Saturday, November 21, 2009

Mannen från Mallorca (1984)

Bo Widerberg is the director behind the masterpiece Mannen på Taket, the internationally recognized swedish thriller från 1976. It's a fantastic movie, and I consider it to be the best swedish movie ever, and absolutely one of the best europan thrillers of the seventies. Eight years later Widerberg was back with a new cop-movie, that could have been a sequel. It's not though, but it has more or less the same actors, same style, political views, criticism towards the police and government and it's also a real nailbiter! Based on a book by Leif GW Persson, who was involved in one of the biggest political scandals in Sweden when our attorney general Lennart Geijer payed for underaged prostitutes.
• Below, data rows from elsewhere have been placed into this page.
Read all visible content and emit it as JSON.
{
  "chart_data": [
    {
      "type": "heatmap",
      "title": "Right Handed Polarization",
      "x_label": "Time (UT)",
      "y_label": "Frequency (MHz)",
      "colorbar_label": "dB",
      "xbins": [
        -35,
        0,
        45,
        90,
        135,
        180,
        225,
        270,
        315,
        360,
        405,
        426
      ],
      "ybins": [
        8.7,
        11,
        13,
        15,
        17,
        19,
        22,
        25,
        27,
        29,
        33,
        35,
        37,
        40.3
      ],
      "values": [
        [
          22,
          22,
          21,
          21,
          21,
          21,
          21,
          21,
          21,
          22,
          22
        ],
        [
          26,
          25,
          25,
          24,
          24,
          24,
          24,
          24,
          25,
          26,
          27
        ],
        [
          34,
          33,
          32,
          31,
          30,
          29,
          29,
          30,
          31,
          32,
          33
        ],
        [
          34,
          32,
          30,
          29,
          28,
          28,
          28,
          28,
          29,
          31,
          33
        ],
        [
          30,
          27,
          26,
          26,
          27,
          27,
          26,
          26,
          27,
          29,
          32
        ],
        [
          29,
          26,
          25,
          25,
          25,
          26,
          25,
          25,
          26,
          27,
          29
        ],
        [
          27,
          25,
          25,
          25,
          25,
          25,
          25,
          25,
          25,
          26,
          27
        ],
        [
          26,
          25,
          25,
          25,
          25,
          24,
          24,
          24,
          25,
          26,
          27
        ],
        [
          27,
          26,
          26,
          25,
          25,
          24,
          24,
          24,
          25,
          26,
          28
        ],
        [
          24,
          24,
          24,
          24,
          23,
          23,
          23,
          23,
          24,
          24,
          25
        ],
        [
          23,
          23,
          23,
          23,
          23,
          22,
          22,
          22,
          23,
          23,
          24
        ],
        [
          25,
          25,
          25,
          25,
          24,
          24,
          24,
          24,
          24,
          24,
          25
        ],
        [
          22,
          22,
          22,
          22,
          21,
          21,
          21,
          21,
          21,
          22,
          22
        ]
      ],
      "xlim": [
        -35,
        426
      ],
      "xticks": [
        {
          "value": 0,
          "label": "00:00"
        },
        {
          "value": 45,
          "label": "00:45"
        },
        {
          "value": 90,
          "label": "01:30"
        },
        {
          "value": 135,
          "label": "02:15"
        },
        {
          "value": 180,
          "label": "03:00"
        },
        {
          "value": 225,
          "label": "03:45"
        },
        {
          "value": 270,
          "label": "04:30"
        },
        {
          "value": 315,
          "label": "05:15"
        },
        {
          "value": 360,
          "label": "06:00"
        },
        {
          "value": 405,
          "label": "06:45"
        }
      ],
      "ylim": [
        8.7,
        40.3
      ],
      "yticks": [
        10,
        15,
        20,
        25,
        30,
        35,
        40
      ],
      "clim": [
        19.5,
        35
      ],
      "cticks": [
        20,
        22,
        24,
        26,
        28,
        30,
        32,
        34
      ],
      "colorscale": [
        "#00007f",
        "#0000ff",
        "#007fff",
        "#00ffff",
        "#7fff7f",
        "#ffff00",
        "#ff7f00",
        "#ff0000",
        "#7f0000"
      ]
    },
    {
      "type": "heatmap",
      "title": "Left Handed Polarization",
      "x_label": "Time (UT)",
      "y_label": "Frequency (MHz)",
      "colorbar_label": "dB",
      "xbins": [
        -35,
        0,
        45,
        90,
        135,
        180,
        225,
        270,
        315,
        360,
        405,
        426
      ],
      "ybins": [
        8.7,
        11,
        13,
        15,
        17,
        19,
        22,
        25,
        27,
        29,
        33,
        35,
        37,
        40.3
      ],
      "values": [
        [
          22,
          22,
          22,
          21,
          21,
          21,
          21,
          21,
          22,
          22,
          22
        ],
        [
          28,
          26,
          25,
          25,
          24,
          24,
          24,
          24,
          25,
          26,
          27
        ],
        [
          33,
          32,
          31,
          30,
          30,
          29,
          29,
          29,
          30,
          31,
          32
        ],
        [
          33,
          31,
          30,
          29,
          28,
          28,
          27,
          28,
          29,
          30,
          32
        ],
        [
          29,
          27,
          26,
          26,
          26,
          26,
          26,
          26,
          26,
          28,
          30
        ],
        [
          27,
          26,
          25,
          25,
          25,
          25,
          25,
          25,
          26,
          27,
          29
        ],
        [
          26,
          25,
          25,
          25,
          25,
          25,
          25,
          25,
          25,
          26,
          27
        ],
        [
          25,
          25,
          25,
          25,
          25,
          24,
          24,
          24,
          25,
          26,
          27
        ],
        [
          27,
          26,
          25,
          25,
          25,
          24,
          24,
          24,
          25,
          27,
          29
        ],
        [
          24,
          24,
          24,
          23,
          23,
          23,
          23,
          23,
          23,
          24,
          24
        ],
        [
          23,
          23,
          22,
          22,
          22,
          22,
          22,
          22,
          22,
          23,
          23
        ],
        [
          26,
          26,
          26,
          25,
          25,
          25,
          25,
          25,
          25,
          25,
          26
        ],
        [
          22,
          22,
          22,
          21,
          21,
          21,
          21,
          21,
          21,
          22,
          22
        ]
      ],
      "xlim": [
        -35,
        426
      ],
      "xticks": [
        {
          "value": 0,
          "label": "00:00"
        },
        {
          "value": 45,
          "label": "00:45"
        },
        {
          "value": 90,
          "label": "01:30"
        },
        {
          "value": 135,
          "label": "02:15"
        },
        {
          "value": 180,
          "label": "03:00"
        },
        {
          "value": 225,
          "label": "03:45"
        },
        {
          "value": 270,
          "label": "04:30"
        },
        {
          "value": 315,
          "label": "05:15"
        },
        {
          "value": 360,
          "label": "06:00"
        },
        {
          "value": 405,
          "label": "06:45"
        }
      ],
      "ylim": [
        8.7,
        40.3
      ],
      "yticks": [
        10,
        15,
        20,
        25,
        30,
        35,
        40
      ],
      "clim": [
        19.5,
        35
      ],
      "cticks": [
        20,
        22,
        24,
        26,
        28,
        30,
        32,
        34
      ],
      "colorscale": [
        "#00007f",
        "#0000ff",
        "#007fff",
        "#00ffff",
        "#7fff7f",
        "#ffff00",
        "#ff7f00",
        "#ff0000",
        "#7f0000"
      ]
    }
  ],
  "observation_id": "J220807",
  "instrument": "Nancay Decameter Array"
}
Here we have one of the few real conspiracys in Sweden, where the swedish prime minister, chief of police and a lot more people just lied to cover it up.



Mannen från Mallorca is based on this premise. There's a smart and coldblooded post robbery in Stockholm. The robber get's away, but is seen by a couple of witnesses. A policeman, Johansson (Tomas Von Brömssen) chases the robber and only see the back of him, but this back is something that he can't forget. He and his colleague Jarnebring (Sven Wollter, who also plays the old viking king in the underrated The 13th Warrior) continues to investigate the robber and finds out that the robber actually is working for the Swedish Security Service (SÄPO) and that he has an alibi that's hard to refuse, no other than the attorney general! But why is he protecting a simple security police?

To be honest, there's only three good cop movies every made in Sweden. Mannen på taket, Mannen från Mallorca and I Lagens Namn. That's it. The swedish people loves their police movie and there's hundreds of them, but all dung and shit and crap. Just believe me, it's true. Mass produced for an audience of idiots. Why these three are good are because they have depth, they dare to criticize, to kick up and not down. Widerberg was a true humanist and cared of people, though he could literary walk over people to get his will done. Here he made a ultra-realistic thriller, with an army of fine performances from the swedish acting-elite. But he also, as usual, uses amateurs, people who works at the locations are playing themselves. He casts, for the second time, his old lady neighbour Karin Bergstrand in a very funny part (she played the lady with the cookies in Mannen på Taket), real alcholics and real cops. But he also injects some very swedish humour, political discussions and one of the most cynical endings I've ever seen.



For us swedes, or at least those who live in Stockholm, this is a wonderful movie to spot locations in. It's filmed everywhere in Stockholm, and Widerbergs habit to shoot on real locations and therefore moves around in real directions, makes you even more "in" the story. All over the movie there's actors (for example swedish magician Johnny Lonn in a cameo, future comedian Johan Rheborg in a small part) and other familiar faces you recognize. The polician with a habit visiting prostitutes is even played by Hans Villius, a very wellknown TV-personality and not an actor. Thomas Hellberg (also seen in Mannen på taket in a bigger part) has a small role here as a real son-of-a-bitch. Something that became reality many years alter when he got involved in a child-molesting case.

This is tense thriller, with a couple of good chases, lot's of conspiracy and even a few murders here and there. But like Mannen på Taket it never looses track of reality. This is based on real events, not the robbery, but the sex-scandal that's behind everything. He's kinder in the movie, where the prostitute is a grown up woman who enjoys sado-masocistic sex with the high ranking politician and not an underaged little girl like it was in reality. I heard people say that Mallorca is a lesser movie, but I would say it's at least as good as Taket. It dosen't have the same amount of blood and action, but the script is tight aren't afraid to let the good guys loose in the end...

A masterpiece of swedish cinema. It's a damn shame it's not out with english subtitles.

6 comments:

Unknown said...

I uploaded the English subtitles to opensubtitles.org today.

Rebus said...

thx to your magnificent posts I enjoyed another great film...Thx a lot!

Ninja Dixon said...

Rebus, I'm very happy to hear this! It's great movie and it deserves a bigger audience outside Sweden!

Anonymous said...

Det är inte Johan Rheborg utan Jerry Martinger (liknar Percy Nilegaard!) som träffar kommissarie Dahlgren i rådhuset..

petzxy

:-)

Ninja Dixon said...

Lol, yes! You're correct! It really looked like Rheborg! Thanks for the correction :)

Thomas T. Sueyres said...

Great movie, one of the best police thrillers of the '80s. I love the subplot about eating only Swedish food. The ending is one of the few that left me truly shocked. Brilliant.